Медицинская иммунология (Aug 2019)
ПРОГНОЗИРОВАНИЕ РИСКА НАЛИЧИЯ ВОСПАЛИТЕЛЬНЫХ ЗАБОЛЕВАНИЙ КИШЕЧНИКА У ПАЦИЕНТОВ БЕЗ ЛАБОРАТОРНЫХ ПРИЗНАКОВ ВОСПАЛЕНИЯ
Abstract
AbstractSome patients with inflammatory bowel disease (IBD) may not have traditional criteria of inflammation: elevated CRP, ESR and leukocytosis. The aim of this study was to identify additional immunological and biochemical criteria for the risk of IBG in patients with no non-specific laboratory criteria of inflammation. The study involved 150 patients, of whom 2 groups were formed: an observation group (100 patients with a verified diagnosis of ulcerative colitis or Crohn's disease) and a control group (50 clinically healthy individuals).

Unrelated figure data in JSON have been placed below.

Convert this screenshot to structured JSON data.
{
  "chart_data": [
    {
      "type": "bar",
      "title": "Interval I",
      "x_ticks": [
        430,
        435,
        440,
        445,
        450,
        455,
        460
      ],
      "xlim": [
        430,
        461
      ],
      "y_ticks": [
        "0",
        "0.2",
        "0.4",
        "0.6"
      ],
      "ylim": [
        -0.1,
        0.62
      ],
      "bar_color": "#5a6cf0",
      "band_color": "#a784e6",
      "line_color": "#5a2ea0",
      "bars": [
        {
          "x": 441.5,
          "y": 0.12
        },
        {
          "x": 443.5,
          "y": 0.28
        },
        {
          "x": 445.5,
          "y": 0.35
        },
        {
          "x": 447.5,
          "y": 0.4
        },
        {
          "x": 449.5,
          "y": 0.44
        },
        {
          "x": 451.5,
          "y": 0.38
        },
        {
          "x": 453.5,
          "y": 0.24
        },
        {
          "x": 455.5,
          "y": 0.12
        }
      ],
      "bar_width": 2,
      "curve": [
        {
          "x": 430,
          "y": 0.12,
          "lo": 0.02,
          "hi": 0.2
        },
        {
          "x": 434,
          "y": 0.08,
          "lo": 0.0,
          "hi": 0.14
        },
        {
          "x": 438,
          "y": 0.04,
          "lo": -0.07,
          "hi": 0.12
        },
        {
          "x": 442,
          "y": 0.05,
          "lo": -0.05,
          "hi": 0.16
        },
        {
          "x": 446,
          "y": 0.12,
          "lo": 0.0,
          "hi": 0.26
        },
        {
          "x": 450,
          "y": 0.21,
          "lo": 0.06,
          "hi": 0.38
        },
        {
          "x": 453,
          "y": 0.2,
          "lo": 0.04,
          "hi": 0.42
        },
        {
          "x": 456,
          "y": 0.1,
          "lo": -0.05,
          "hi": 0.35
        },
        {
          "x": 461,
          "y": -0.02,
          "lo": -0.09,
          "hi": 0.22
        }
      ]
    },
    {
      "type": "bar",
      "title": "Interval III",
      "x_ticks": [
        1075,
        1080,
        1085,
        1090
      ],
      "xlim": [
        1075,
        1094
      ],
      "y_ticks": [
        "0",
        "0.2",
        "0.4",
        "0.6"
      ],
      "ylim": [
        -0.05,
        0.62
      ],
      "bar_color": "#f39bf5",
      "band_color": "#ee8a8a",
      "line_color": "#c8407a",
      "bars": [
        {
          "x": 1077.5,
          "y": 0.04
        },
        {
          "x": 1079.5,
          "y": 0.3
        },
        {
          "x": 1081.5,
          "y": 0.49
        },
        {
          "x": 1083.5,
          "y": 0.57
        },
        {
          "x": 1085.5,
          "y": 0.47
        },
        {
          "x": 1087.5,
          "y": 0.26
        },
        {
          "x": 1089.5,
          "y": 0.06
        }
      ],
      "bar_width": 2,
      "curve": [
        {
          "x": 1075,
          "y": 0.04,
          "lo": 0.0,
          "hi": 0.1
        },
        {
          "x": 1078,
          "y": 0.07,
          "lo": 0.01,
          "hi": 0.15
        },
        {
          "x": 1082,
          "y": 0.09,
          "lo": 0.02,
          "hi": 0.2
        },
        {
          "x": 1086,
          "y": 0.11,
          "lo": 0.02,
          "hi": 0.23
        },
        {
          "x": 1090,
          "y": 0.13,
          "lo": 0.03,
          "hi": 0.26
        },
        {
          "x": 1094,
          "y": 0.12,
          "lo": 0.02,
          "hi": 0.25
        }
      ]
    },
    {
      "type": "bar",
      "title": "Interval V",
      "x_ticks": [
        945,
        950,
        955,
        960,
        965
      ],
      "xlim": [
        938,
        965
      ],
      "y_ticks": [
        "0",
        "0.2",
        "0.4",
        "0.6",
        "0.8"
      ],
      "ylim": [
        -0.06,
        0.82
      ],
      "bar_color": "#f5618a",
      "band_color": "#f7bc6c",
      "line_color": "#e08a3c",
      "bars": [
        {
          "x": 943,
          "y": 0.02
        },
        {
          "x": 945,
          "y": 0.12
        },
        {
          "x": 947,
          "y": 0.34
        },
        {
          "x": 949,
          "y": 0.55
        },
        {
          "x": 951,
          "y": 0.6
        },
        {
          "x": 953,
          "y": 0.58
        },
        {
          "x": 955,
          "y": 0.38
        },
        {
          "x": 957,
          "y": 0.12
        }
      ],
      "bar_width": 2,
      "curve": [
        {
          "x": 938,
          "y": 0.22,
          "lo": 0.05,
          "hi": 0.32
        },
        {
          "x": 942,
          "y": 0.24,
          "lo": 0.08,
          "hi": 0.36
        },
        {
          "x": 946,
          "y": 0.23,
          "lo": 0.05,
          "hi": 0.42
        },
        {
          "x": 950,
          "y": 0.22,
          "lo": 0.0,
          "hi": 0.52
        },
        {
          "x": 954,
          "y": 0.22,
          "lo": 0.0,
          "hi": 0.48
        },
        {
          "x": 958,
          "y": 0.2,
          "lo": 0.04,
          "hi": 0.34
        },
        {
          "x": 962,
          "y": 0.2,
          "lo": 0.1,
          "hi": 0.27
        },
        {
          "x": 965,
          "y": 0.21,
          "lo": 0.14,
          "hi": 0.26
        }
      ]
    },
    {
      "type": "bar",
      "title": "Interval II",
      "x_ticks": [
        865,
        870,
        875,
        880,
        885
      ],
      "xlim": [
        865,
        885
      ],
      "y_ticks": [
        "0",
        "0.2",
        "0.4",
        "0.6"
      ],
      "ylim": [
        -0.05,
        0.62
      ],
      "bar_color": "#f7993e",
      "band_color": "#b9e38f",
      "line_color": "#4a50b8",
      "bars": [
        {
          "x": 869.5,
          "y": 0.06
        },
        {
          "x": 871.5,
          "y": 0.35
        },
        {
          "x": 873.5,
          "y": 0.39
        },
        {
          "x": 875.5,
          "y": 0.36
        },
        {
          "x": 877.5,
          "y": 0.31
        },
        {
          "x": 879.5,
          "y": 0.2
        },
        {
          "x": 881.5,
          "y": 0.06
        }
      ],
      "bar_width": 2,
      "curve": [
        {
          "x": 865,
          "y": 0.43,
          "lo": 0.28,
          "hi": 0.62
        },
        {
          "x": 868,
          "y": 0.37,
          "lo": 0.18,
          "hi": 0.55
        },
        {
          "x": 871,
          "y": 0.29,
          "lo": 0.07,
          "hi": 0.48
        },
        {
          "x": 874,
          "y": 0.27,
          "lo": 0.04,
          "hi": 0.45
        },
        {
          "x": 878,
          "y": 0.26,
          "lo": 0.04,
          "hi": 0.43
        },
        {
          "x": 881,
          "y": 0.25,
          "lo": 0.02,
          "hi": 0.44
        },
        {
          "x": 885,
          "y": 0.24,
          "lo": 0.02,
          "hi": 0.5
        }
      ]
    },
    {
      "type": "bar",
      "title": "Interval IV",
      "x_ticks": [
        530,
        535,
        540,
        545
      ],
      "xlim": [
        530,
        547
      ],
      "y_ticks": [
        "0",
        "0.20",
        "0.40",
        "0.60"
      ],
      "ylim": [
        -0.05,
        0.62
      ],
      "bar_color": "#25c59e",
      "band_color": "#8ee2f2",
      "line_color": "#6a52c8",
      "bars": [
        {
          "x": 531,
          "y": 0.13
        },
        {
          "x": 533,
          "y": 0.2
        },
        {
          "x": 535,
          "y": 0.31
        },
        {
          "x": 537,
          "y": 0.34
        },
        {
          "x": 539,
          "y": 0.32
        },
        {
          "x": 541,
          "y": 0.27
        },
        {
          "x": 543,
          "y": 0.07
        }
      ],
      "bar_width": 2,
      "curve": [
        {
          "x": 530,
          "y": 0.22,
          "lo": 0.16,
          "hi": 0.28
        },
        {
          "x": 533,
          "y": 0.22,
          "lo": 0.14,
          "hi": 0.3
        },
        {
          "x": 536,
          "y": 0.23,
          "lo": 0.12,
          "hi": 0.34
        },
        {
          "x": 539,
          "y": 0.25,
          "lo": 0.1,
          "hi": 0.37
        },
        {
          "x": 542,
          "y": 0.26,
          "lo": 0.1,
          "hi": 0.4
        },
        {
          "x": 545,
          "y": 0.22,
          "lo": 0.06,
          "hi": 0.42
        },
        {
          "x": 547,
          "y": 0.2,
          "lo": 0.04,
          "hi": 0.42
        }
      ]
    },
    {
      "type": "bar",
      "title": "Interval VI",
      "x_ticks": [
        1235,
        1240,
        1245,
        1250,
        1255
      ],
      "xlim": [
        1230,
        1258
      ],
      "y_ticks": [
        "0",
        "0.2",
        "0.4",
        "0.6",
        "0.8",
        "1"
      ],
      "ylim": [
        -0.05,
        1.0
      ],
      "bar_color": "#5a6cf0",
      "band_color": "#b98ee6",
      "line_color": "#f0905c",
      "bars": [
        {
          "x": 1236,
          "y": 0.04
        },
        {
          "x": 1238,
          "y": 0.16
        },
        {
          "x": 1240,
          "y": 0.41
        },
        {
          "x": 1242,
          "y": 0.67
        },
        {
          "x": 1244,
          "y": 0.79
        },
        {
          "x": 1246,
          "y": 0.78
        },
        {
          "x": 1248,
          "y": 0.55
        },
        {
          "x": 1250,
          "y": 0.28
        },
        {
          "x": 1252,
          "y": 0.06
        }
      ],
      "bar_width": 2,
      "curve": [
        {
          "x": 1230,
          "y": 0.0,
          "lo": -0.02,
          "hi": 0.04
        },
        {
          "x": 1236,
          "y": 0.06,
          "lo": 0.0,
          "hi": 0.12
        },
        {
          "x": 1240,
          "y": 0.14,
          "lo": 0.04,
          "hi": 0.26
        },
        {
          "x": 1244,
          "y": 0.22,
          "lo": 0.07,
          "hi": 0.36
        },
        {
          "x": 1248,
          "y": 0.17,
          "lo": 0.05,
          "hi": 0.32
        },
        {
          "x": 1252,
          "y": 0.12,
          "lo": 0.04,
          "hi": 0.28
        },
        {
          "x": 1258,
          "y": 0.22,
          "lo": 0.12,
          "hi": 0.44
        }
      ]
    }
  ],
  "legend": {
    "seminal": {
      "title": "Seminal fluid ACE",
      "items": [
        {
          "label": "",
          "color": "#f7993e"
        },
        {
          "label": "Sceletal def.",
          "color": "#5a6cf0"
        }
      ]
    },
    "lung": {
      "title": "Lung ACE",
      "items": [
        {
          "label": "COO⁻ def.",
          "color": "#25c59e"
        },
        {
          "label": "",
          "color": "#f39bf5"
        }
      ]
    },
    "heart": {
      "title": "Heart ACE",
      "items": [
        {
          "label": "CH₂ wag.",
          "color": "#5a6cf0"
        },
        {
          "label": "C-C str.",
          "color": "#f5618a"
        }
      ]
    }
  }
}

All subjects underwent a complete blood count, a biochemical blood test and determination of IL-1β, TNF-α, and IL-4 concentrations. Based on the results of general and biochemical blood tests, patients from the observation group were divided into two subgroups - with and without classic laboratory signs of inflammation. Three main laboratory blood parameters were assessed for diagnosing the inflammatory process: ESR, white blood cell count and CRP level. The presence of laboratory signs of inflammation was considered to be an increase in two or more of the above blood parameters. It was noted that 40% of patients with IBD had no non-specific laboratory criteria of inflammation: in ulcerative colitis in 37% of cases, in Crohn's disease in 46% of cases (p < 0.001). Further, a comparative analysis of the levels of cytokines and biochemical markers in the blood serum of patients from the control group and patients with IBD without laboratory signs of inflammation was carried out. Based on the obtained data, a prognostic model of the probability of the presence of IBD in patients with no non-specific laboratory criteria for inflammation, depending on biochemical and immunological blood parameters was developed. The model included such serum parameters as glucose, sodium and IL-4 concentrations. The predictive ability of the model was assessed using ROC analysis (AUC 0.970±0.018 95% CI: 0.936–1.000; p<0.001). An algorithm for predicting the risk of IBD in patients without non-specific laboratory criteria of inflammation was proposed. The obtained data made it possible to identify additional criteria for the risk of IBD in patients with the absence of non-specific metabolic criteria of inflammation.